Porque llora siempre, pero no llora porque sí. La vida está hecha de sonrisas y lágrimas y ella no esconde las lágrimas. Y creo que es hermoso que una persona no esconda sus lágrimas, Duse también lloraba. La cuestión es que quizá hoy nadie quiere ver lágrimas en el cine. Nadie quiere ver los fracasos, nadie quiere ver tampoco cierto patetismo, que está presente en la película, porque D’Annunzio y Duse son profundamente patéticos. Y eso también me interesaba, porque la estructura de la película es la de un melodrama, el melodrama lo inventamos nosotros en Italia en el siglo XVII y luego fue heredado por los estadounidenses. Italianos, españoles… en el fondo es algo que pertenece a los países latinos. En la película todos gritan continuamente. Yo nunca he visto una película alemana o francesa donde la gente grite así. En las películas italianas sí, en las españolas también, gritamos todo el tiempo. Y hay momentos de agitación que me gustan mucho. Aunque probablemente un anglosajón vea eso y piense: “¿Pero qué es esto? Demasiado patético”.
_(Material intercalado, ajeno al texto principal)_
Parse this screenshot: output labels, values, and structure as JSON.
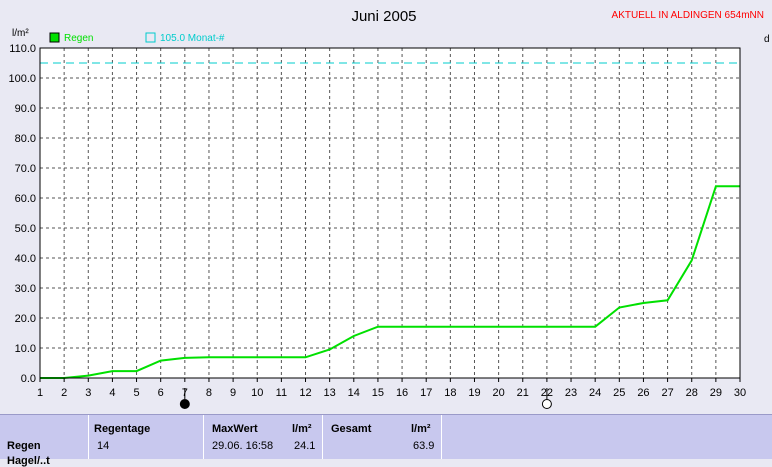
{
  "header": {
    "title": "Juni 2005",
    "station": "AKTUELL IN ALDINGEN 654mNN",
    "y_unit": "l/m²",
    "right_edge_label": "d"
  },
  "legend": {
    "series_label": "Regen",
    "series_color": "#00e000",
    "reference_label": "105.0 Monat-#",
    "reference_color": "#00cccc"
  },
  "chart_data": {
    "type": "line",
    "title": "Juni 2005",
    "ylabel": "l/m²",
    "xlabel": "",
    "xlim": [
      1,
      30
    ],
    "ylim": [
      0,
      110
    ],
    "y_ticks": [
      "0.0",
      "10.0",
      "20.0",
      "30.0",
      "40.0",
      "50.0",
      "60.0",
      "70.0",
      "80.0",
      "90.0",
      "100.0",
      "110.0"
    ],
    "x_ticks": [
      "1",
      "2",
      "3",
      "4",
      "5",
      "6",
      "7",
      "8",
      "9",
      "10",
      "11",
      "12",
      "13",
      "14",
      "15",
      "16",
      "17",
      "18",
      "19",
      "20",
      "21",
      "22",
      "23",
      "24",
      "25",
      "26",
      "27",
      "28",
      "29",
      "30"
    ],
    "grid": true,
    "legend_position": "top-left",
    "series": [
      {
        "name": "Regen",
        "color": "#00e000",
        "x": [
          1,
          2,
          3,
          4,
          5,
          6,
          7,
          8,
          9,
          10,
          11,
          12,
          13,
          14,
          15,
          16,
          17,
          18,
          19,
          20,
          21,
          22,
          23,
          24,
          25,
          26,
          27,
          28,
          29,
          30
        ],
        "y": [
          0,
          0,
          0.8,
          2.3,
          2.3,
          5.8,
          6.7,
          6.9,
          6.9,
          6.9,
          6.9,
          6.9,
          9.5,
          14,
          17.1,
          17.1,
          17.1,
          17.1,
          17.1,
          17.1,
          17.1,
          17.1,
          17.1,
          17.1,
          23.5,
          25,
          25.9,
          39.2,
          63.9,
          63.9
        ]
      }
    ],
    "reference_line": {
      "label": "105.0 Monat-#",
      "value": 105,
      "color": "#00cccc"
    },
    "moon_phases": [
      {
        "day": 7,
        "phase": "new"
      },
      {
        "day": 22,
        "phase": "full"
      }
    ]
  },
  "stats": {
    "row_label": "Regen",
    "row_label_2": "Hagel/..t",
    "regentage_header": "Regentage",
    "regentage_value": "14",
    "maxwert_header": "MaxWert",
    "maxwert_unit": "l/m²",
    "maxwert_date": "29.06.  16:58",
    "maxwert_value": "24.1",
    "gesamt_header": "Gesamt",
    "gesamt_unit": "l/m²",
    "gesamt_value": "63.9"
  }
}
A lo largo de esta conversación, Pietro Marcello reafirma por qué ocupa un lugar tan particular en el panorama cinematográfico actual. La complejidad le aleja de las certezas y la simplificación, mirando a la historia con los ojos del presente, a través del humanismo, la resistencia, y la resiliciencia ante el fracaso.

En Duse, esa mirada encuentra un vehículo excepcional en la figura de Eleonora Duse, una artista que creyó en el poder transformador del arte incluso cuando el mundo parecía dirigirse hacia la oscuridad. Marcello nos ha mostrado que la película habla de una actriz del pasado, pero también de nuestro presente: de la responsabilidad de los artistas, de la fragilidad de la belleza y de la necesidad de seguir creando, incluso en tiempos inciertos.